Loving Laika, 65 Years Later

National Vivisection Society (NAVS) is one of the first organizations I started supporting when Max was a puppy.  If you don't know what Vivisection is then check wikipedia

What could be more cruel than opening up the internals of a living being when they are alive? 

But yet, many universities still do this in the name of science. 

This is so important that I have copied below the entire content of NAVS latest newsletter

On November 3, 1957, Sputnik 2 became the second manmade satellite to orbit earth; however, unlike its predecessor, Sputnik 2 carried a passenger: a small dog named Laika.

You may have heard of Laika. You may have even seen pictures of the little dog in books, in artwork and in popular culture. But who was Laika? And 65 years later, what can those of us who fight for the end of animal experimentation learn from her story?

Selected from a group of hardy Moscow street dogs, Laika underwent weeks of training for her space mission during which she captured the hearts of the Sputnik 2 research team. She earned many affectionate names like Kudryavka (Little Curly), Zhuchka (Little Bug), and Limonchik (Little Lemon) before being dubbed Laika (Barker) when she became very vocal during a radio broadcast. The evening before Laika’s flight, one researcher brought her home to play with his children while another went against protocol and snuck her a final meal before launch, both recounting that they had wanted to do something nice for the little dog. When they went to close the hatch, technicians took turns kissing her goodbye on the nose.

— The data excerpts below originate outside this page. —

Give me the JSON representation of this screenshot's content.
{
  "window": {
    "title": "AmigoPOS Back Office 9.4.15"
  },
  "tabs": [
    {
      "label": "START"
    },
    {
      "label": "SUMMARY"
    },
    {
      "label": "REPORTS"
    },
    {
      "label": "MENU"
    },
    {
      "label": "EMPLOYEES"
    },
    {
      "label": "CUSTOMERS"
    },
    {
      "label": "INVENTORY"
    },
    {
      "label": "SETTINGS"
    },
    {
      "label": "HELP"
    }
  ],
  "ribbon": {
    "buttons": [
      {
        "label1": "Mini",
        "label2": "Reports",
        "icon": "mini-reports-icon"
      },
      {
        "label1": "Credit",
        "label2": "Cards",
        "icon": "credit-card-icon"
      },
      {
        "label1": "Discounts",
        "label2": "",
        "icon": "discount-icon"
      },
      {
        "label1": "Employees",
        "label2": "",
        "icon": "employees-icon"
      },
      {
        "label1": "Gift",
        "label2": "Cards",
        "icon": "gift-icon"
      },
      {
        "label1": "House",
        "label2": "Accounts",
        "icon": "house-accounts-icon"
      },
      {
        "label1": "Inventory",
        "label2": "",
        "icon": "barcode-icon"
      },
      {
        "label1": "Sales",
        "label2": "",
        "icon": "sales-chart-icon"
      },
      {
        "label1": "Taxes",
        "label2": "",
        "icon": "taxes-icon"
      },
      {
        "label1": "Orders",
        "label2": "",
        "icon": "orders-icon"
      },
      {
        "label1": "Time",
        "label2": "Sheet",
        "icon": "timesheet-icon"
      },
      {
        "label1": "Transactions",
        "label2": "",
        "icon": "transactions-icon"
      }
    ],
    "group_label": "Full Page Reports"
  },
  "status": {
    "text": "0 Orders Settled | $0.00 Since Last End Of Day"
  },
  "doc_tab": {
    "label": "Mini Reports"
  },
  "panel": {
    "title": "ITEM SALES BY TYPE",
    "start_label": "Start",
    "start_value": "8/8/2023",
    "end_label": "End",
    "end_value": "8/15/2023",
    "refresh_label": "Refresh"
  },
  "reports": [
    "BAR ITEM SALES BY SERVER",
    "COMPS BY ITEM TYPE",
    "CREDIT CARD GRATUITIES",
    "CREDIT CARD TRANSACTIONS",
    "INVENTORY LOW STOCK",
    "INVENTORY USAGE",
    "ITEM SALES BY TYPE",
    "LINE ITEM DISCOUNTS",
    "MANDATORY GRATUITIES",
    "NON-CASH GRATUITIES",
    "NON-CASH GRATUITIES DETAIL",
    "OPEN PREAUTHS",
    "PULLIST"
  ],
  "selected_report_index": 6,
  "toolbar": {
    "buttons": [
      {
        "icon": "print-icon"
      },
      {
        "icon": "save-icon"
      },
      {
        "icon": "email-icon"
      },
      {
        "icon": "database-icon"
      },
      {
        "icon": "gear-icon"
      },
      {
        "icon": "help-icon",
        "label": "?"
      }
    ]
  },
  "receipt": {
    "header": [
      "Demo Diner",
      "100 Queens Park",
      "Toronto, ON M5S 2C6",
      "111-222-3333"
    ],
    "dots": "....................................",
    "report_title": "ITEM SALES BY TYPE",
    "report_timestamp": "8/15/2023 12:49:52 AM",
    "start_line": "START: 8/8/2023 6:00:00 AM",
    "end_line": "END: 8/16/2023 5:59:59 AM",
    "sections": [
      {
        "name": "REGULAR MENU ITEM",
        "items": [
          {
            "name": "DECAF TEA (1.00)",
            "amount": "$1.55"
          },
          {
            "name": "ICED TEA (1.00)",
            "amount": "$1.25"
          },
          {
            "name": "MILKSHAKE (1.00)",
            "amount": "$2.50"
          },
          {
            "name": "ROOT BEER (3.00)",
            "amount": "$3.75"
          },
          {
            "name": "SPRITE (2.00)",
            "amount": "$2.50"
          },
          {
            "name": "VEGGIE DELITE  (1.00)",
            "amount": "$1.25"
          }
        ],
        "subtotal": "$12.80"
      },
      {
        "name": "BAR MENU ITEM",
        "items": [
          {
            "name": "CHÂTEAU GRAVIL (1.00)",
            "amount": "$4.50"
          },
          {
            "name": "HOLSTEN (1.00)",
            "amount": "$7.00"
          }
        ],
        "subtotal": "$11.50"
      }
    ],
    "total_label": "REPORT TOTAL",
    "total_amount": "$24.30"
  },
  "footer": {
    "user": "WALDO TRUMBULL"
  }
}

Laika was loved. Laika was sent to die.

By design, Sputnik 2 was launched with no mechanism for return. The plan was to send Laika up with enough food and oxygen to last her seven days before remotely euthanizing her. However, an extremely rushed building schedule meant that Sputnik 2 was poorly constructed, and when thermal insulation tore loose during launch, the capsule quickly overheated and Laika died just a few hours into the flight.

But death did not slow the tide of love for Laika. If anything, her adoration was magnified as she was transformed into a doggy pop culture saint: her orbit of earth branded a miracle and her death re-painted as martyrdom. In the decades following her death, Laika’s likeness began to appear on monuments, postage stamps and cigarette boxes. Today, we read our children sanitized picture books that either conveniently omit her ending or fully rewrite history to include a heroic return to earth. We get misty eyed over art depicting her floating haloed above the earth, and nod along solemnly to articles that recount her “noble sacrifice.”

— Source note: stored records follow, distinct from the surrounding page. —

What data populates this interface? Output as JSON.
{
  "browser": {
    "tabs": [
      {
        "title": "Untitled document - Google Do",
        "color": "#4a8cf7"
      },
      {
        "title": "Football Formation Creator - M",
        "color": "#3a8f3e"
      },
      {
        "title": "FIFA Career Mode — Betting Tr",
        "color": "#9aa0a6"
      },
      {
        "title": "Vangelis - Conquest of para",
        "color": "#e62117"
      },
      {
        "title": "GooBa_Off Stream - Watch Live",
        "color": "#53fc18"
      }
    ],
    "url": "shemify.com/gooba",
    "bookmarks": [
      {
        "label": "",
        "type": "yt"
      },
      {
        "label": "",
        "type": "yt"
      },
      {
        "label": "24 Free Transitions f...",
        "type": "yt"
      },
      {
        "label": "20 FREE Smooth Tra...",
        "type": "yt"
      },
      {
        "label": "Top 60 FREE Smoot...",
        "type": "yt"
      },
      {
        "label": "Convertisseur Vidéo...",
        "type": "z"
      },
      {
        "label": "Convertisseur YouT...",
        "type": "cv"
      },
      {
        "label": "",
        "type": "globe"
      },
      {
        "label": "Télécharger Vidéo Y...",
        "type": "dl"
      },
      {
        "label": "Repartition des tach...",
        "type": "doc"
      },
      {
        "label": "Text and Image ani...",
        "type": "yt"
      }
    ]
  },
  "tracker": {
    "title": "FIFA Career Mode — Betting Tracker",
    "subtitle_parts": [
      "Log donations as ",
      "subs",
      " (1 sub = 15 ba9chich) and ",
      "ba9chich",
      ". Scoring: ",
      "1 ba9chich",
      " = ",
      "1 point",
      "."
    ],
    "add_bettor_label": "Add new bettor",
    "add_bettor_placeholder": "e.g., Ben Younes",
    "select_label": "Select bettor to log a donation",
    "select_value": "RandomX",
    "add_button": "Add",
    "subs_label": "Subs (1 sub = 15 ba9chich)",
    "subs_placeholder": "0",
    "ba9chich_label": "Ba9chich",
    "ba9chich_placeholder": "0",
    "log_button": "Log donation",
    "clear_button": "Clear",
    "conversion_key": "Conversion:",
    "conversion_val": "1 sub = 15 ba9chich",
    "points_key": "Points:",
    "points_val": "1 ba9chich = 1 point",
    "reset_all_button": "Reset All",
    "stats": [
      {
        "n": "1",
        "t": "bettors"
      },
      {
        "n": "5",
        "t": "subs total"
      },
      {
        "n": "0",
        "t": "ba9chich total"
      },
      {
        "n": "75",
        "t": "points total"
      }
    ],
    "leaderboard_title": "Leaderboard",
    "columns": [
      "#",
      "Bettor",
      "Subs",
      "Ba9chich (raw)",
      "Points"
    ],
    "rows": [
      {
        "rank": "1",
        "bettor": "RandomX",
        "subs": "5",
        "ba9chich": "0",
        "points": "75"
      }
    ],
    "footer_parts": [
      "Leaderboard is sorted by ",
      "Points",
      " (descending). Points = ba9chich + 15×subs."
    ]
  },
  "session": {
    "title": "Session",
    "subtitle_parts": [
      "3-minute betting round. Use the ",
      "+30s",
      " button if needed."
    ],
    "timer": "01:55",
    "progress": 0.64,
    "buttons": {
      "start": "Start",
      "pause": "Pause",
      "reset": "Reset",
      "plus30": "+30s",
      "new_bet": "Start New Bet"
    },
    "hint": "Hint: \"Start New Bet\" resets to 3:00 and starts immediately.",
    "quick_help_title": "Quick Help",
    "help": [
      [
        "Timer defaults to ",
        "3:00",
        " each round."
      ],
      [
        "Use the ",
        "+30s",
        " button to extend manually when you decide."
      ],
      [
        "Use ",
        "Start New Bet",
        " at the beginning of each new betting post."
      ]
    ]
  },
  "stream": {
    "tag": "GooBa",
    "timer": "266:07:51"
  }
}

There is a flaw in loving Laika this way, as surely as there was a flaw in the love shown to her by those who signed her death warrant.

The modern framing of Laika’s death paints her as a willing and necessary sacrifice in the pursuit of great knowledge. In reality, of course, Laika had no agency over her involvement in the Sputnik 2 mission, and the value of the information attained by her journey is questionable at best. Soviet researcher Oleg Gazenko recounted his involvement with the Sputnik 2 mission, saying:

“Work with animals is a source of suffering to all of us. We treat them like babies who cannot speak. The more time passes, the more I’m sorry about it. We shouldn’t have done it … We did not learn enough from this mission to justify the death of the dog.”

We are faced with a similar truth 65 years later, when we look at the tens of thousands of dogs who are harmed—and who go unwillingly to their deaths—in pursuit of scientific “knowledge” that is at best flawed and at worst harmful to advancing human science. Most dogs used in research today are used in pharmaceutical testing, even though upwards of 95% of drugs tested on animals fail when they move to human clinical trials. Whatever it is we “learn” from harming dogs has little or no useful application for humans.

So how should we love Laika? Not by building another statue or writing another song in her honor. Instead, we should fight to make sure that no other animal is allowed to needlessly suffer and die in the name of science like she did.

There are currently 60,000 dogs just like Laika being used in research labs in the US—not to mention uncounted millions of other animals. We may not know their names, and their stories may not be immortalized in literature, but they are just as deserving of the love we feel when we remember Laika.

I am sorry Laika. Even after 65 years your sacrifice is not properly heeded. 

A Marvel comic addict, who could spend 55 billion dollars in a heart beat to buy a toy (albeit useful in the hands of responsible people) to convert into another bullshit payment mode and could proudly pound his chest to migrate sapiens where they cannot survive even for a micro second - but yet he happily follows the centuries old protocol of torturing monkeys in the name of neuralink

The problem is not him but the billions who mindlessly cheer him. This is a systemic problem rooted in the DNA of Sapiens. 

I am so sorry Laika. I couldn't offer you more than the solace of this little ordinary love of Max and I. And someday soon my life.